Pololu makes a controller (called the “Baby Orangutan”) very similar to the one I am building. It has an Arduino-compatable microcontroller, 1A motor driver, and user IO lines. It is also cheap. However, there are a few things my design has that theirs does not.

The ToyBrain motor driver is replaceable. If you accidentally short the output pins and destroy the chip with overcurrent, you can remove it from the socket and replace it. The motor driver of the Baby Orangutan is a fairly fine-pitch SMD package, and so is difficult for the average user to desolder and replace.

Connections to the ToyBrain are also a bit more convenient than those on the Baby Orangutan. The ToyBrain has headers designed for servos, and headers for sensors that carry power for those sensors. The Baby Orangutan breaks all the pins out as single pins, leaving the user to deal with power wiring.

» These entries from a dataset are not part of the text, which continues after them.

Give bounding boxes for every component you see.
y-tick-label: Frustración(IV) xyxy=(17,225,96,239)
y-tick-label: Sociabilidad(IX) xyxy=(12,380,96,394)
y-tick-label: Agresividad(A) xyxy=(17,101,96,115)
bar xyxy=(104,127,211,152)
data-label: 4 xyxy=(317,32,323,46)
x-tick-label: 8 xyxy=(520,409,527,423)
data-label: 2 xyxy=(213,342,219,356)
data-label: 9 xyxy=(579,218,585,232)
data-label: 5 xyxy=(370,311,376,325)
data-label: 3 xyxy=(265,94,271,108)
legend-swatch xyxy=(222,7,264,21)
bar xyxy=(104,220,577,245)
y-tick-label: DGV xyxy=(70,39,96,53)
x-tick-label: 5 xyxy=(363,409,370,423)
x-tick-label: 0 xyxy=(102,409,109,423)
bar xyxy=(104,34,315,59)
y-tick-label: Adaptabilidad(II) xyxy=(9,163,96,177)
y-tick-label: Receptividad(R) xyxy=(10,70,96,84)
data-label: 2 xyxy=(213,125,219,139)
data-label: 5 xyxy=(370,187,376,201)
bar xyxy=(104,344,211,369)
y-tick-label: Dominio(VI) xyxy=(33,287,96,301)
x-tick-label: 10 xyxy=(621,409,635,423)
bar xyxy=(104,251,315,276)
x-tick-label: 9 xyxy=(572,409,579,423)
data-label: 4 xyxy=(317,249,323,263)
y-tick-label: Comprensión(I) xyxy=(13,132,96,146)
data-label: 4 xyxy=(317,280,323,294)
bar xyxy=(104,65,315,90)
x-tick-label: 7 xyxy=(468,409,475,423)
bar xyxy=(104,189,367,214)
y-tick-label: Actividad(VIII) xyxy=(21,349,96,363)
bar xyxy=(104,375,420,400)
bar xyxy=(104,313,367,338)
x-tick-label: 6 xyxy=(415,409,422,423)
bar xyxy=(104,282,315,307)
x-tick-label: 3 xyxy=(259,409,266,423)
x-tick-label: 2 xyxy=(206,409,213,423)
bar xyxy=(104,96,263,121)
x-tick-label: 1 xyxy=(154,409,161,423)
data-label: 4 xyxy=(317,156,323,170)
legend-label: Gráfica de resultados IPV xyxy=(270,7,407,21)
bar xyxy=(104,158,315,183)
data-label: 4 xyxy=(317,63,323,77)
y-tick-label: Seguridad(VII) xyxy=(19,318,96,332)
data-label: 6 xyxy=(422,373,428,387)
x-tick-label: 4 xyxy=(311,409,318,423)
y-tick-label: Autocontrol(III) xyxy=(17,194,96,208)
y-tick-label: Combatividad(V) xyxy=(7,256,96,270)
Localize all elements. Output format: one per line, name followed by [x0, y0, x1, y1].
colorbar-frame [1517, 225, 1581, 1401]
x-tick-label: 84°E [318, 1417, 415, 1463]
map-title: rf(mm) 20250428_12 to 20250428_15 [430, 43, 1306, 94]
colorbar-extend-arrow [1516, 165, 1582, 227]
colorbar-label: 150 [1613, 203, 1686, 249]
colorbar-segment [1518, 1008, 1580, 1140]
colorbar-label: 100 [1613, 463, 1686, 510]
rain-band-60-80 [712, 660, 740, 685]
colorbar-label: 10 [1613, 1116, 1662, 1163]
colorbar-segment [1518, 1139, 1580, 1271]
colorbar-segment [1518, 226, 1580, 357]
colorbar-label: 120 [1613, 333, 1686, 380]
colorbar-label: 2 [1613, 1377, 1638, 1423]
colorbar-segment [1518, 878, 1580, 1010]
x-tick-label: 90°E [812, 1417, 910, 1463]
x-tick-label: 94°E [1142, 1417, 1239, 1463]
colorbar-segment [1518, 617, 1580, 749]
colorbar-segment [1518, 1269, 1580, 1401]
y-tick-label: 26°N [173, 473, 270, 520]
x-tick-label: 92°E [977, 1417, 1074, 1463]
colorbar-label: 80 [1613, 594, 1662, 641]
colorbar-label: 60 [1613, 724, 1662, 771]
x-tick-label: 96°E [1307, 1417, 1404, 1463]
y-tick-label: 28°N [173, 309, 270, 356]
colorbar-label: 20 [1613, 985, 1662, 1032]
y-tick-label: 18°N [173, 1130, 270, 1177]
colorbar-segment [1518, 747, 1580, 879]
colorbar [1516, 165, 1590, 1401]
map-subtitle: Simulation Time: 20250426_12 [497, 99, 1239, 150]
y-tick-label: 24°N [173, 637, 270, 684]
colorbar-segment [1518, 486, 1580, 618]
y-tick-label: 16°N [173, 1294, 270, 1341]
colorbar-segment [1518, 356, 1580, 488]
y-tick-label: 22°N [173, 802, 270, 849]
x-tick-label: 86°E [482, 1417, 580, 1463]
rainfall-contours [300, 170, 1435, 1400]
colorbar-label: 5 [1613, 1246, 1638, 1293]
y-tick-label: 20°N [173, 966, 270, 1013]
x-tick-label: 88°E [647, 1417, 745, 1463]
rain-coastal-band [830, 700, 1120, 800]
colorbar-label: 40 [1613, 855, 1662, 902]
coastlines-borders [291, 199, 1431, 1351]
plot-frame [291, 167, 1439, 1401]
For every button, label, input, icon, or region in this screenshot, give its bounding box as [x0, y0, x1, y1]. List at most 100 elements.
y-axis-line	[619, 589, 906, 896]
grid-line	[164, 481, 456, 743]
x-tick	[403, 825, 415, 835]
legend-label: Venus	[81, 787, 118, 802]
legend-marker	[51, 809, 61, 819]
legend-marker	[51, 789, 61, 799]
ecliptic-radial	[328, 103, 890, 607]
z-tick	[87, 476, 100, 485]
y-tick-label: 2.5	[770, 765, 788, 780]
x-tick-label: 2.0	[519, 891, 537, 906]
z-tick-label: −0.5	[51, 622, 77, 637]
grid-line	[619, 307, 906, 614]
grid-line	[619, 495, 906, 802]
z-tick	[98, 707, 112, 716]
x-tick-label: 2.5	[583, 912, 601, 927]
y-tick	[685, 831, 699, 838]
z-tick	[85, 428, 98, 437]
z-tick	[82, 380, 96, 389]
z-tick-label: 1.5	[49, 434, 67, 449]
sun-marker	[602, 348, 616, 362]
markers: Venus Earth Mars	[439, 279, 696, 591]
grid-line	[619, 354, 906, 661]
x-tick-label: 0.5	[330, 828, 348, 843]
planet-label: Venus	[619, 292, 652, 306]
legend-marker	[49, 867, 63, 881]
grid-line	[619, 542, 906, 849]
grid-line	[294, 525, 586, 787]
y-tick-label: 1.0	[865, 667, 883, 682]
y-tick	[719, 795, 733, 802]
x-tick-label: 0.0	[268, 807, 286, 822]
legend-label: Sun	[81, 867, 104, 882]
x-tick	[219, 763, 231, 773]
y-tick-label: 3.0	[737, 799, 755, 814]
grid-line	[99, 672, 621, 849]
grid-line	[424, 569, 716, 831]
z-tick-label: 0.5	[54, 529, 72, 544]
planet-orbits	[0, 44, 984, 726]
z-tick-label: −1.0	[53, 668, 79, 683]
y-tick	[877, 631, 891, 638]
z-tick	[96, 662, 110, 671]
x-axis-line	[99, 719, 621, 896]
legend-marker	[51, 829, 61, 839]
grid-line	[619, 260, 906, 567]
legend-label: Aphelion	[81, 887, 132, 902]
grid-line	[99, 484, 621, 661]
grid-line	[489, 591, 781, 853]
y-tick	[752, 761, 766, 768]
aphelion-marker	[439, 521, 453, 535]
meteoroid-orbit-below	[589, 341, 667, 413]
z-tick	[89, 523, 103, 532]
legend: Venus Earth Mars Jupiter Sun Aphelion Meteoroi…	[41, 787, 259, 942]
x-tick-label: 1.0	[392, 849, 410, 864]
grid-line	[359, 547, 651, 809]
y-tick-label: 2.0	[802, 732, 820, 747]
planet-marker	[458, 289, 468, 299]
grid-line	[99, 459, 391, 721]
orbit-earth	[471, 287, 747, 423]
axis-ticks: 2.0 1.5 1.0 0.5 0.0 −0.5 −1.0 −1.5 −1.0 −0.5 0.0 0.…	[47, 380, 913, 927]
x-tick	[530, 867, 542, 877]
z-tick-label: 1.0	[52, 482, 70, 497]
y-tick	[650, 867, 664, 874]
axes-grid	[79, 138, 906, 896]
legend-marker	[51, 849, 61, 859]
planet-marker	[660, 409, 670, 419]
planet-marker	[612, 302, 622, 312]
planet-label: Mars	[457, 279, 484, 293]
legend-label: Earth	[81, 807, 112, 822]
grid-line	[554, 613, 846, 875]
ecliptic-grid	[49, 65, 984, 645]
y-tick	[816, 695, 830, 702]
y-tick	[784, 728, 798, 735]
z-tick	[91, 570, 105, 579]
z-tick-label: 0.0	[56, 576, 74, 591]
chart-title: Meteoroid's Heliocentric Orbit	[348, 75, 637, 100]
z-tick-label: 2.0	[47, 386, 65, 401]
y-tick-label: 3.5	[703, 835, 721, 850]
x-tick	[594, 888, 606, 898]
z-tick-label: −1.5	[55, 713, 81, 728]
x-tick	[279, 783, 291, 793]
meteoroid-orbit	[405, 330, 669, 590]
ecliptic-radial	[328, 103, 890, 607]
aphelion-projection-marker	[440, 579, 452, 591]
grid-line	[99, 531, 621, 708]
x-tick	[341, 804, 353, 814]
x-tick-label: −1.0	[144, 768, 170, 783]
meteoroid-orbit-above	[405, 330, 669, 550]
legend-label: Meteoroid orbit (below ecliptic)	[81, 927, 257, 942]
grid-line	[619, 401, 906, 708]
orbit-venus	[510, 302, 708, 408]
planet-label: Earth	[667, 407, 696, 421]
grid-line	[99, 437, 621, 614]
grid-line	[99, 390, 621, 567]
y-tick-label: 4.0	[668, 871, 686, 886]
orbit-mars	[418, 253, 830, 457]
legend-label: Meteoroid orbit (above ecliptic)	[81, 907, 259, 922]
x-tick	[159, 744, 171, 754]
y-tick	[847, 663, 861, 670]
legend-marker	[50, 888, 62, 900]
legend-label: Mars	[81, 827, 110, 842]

The ToyBrain uses the serial port for programming with a $5 FTDI cable available from multiple vendors. This means that it integrates very easily with the Arduino development environment, and it can send serial data back to an attached computer. The Baby Orangutan uses a USB to ICSP adapter to program the chip. It has the ability to send data back to a computer via serial, but it would require a second cable.

This post isn’t intended to slam Pololu. They make useful products with incredibly high quality. I know this because I buy their stuff. The point isn’t that my device is better, it’s that it’s different, in ways that make it better for me.